Jane Kansas espouses her love and appreciation for beans, beans, the magical fruit...

Feel the power Beans means...well, just about anything you want them to. illustration Moon Hee Nam

The more you eat, the more you toot. When I was a child, I spoke and ate as a child. My mother would slow cook baked beans with molasses and chunks of pork, and serve it up, steaming hot, in a turquoise enamelled casserole. My sister and I were uncomprehending. Why in the world would our mother go to all this trouble when the canned alternative, sweet and bland, were clearly superior? In tortured slow motion, we'd gum single beans until excused.

Now I'm grown and have put away childish things, when homemade baked beans and the canned version go into a room, nine times out of 10 the homemade beans emerge the victor. As autumn spins out evenings for favourite sweaters and cocoa, the menu planner in me turns to thoughts of chili or beans with toast. Beans are such a great money and nutrition deal.

Beans, beans, are good for the heart. They're high in protein and fibre, low in fat and cholesterol free. One cup of beans is about half of a daily fibre goal. They're digested slowly which is good for blood sugar control and appetite suppression. They're gluten free and high in iron.

Canned kidney beans, chick peas, lentils and more are in your local grocery store. Make chili, make hummus, throw them into canned soup. Put in a pot and add canned sauce. Graduate to cooking beans: lentils don't need to be soaked. Throw some into a soup, boil up and have on rice. The backs of bags of white pea beans have perfectly good recipes for baked beans.

The more you eat the more you fart. A bean fart is an honourable fart, plus there's pleasure in farting loud enough to scare the cat. Those paranoid about farting can ease their pain. Rinse beans well before and after cooking. Add a pinch of baking soda when soaking beans. Cook them thoroughly. And as your body gets used to more fibre, it'll stop tooting on its own.
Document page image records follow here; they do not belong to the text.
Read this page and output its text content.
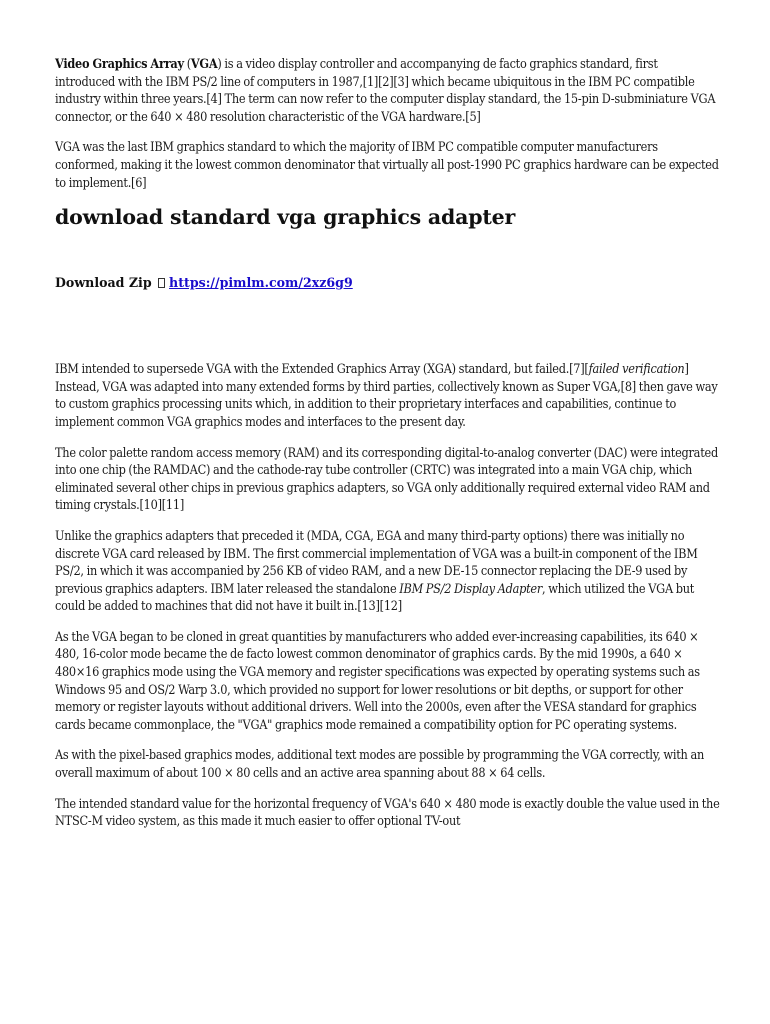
Video Graphics Array (VGA) is a video display controller and accompanying de facto graphics standard, first introduced with the IBM PS/2 line of computers in 1987,[1][2][3] which became ubiquitous in the IBM PC compatible industry within three years.[4] The term can now refer to the computer display standard, the 15-pin D-subminiature VGA connector, or the 640 × 480 resolution characteristic of the VGA hardware.[5]

VGA was the last IBM graphics standard to which the majority of IBM PC compatible computer manufacturers conformed, making it the lowest common denominator that virtually all post-1990 PC graphics hardware can be expected to implement.[6]

download standard vga graphics adapter
Download Zip https://pimlm.com/2xz6g9

IBM intended to supersede VGA with the Extended Graphics Array (XGA) standard, but failed.[7][failed verification] Instead, VGA was adapted into many extended forms by third parties, collectively known as Super VGA,[8] then gave way to custom graphics processing units which, in addition to their proprietary interfaces and capabilities, continue to implement common VGA graphics modes and interfaces to the present day.

The color palette random access memory (RAM) and its corresponding digital-to-analog converter (DAC) were integrated into one chip (the RAMDAC) and the cathode-ray tube controller (CRTC) was integrated into a main VGA chip, which eliminated several other chips in previous graphics adapters, so VGA only additionally required external video RAM and timing crystals.[10][11]

Unlike the graphics adapters that preceded it (MDA, CGA, EGA and many third-party options) there was initially no discrete VGA card released by IBM. The first commercial implementation of VGA was a built-in component of the IBM PS/2, in which it was accompanied by 256 KB of video RAM, and a new DE-15 connector replacing the DE-9 used by previous graphics adapters. IBM later released the standalone IBM PS/2 Display Adapter, which utilized the VGA but could be added to machines that did not have it built in.[13][12]

As the VGA began to be cloned in great quantities by manufacturers who added ever-increasing capabilities, its 640 × 480, 16-color mode became the de facto lowest common denominator of graphics cards. By the mid 1990s, a 640 × 480×16 graphics mode using the VGA memory and register specifications was expected by operating systems such as Windows 95 and OS/2 Warp 3.0, which provided no support for lower resolutions or bit depths, or support for other memory or register layouts without additional drivers. Well into the 2000s, even after the VESA standard for graphics cards became commonplace, the "VGA" graphics mode remained a compatibility option for PC operating systems.

As with the pixel-based graphics modes, additional text modes are possible by programming the VGA correctly, with an overall maximum of about 100 × 80 cells and an active area spanning about 88 × 64 cells.

The intended standard value for the horizontal frequency of VGA's 640 × 480 mode is exactly double the value used in the NTSC-M video system, as this made it much easier to offer optional TV-out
The more you fart, the better you feel.

Janet Plowman is a dietitian in Halifax and a bean fan. "They're a good source of protein and fibre and you can do anything with them. Put them in salads and soups, mix with pasta or mash up and have them on bread." Plus she says, they're easy. "Buy them dry or canned. If you're worried about sodium in canned beans, rinse them well."

Jim Wilson is the co-ordinator of the Mission Beans program. Every Friday in March and October, Mission Beans are sold at 16 United churches in Halifax (including St. Matthew's at the corner of Barrington and Spring Garden and St. Andrew's at the corner of Robie and Coburg) as a fundraiser to support the work of the Brunswick Street Mission. Wilson says beans for Saturday night supper is an old Maritime tradition. "We used to do it," he says. "Back in 1940 in Granton my Mum would put them in when I went to school on Friday and cook them all day and night."

In Jasper White's Cooking from New England, White says early colonists learned to cook beans from "American indians.' Because the Sabbath required adherents to refrain from labour, beans were cooked all day Saturday to be ready for Sunday. Somewhere along the way they began to be cooked earlier and eaten on Saturday.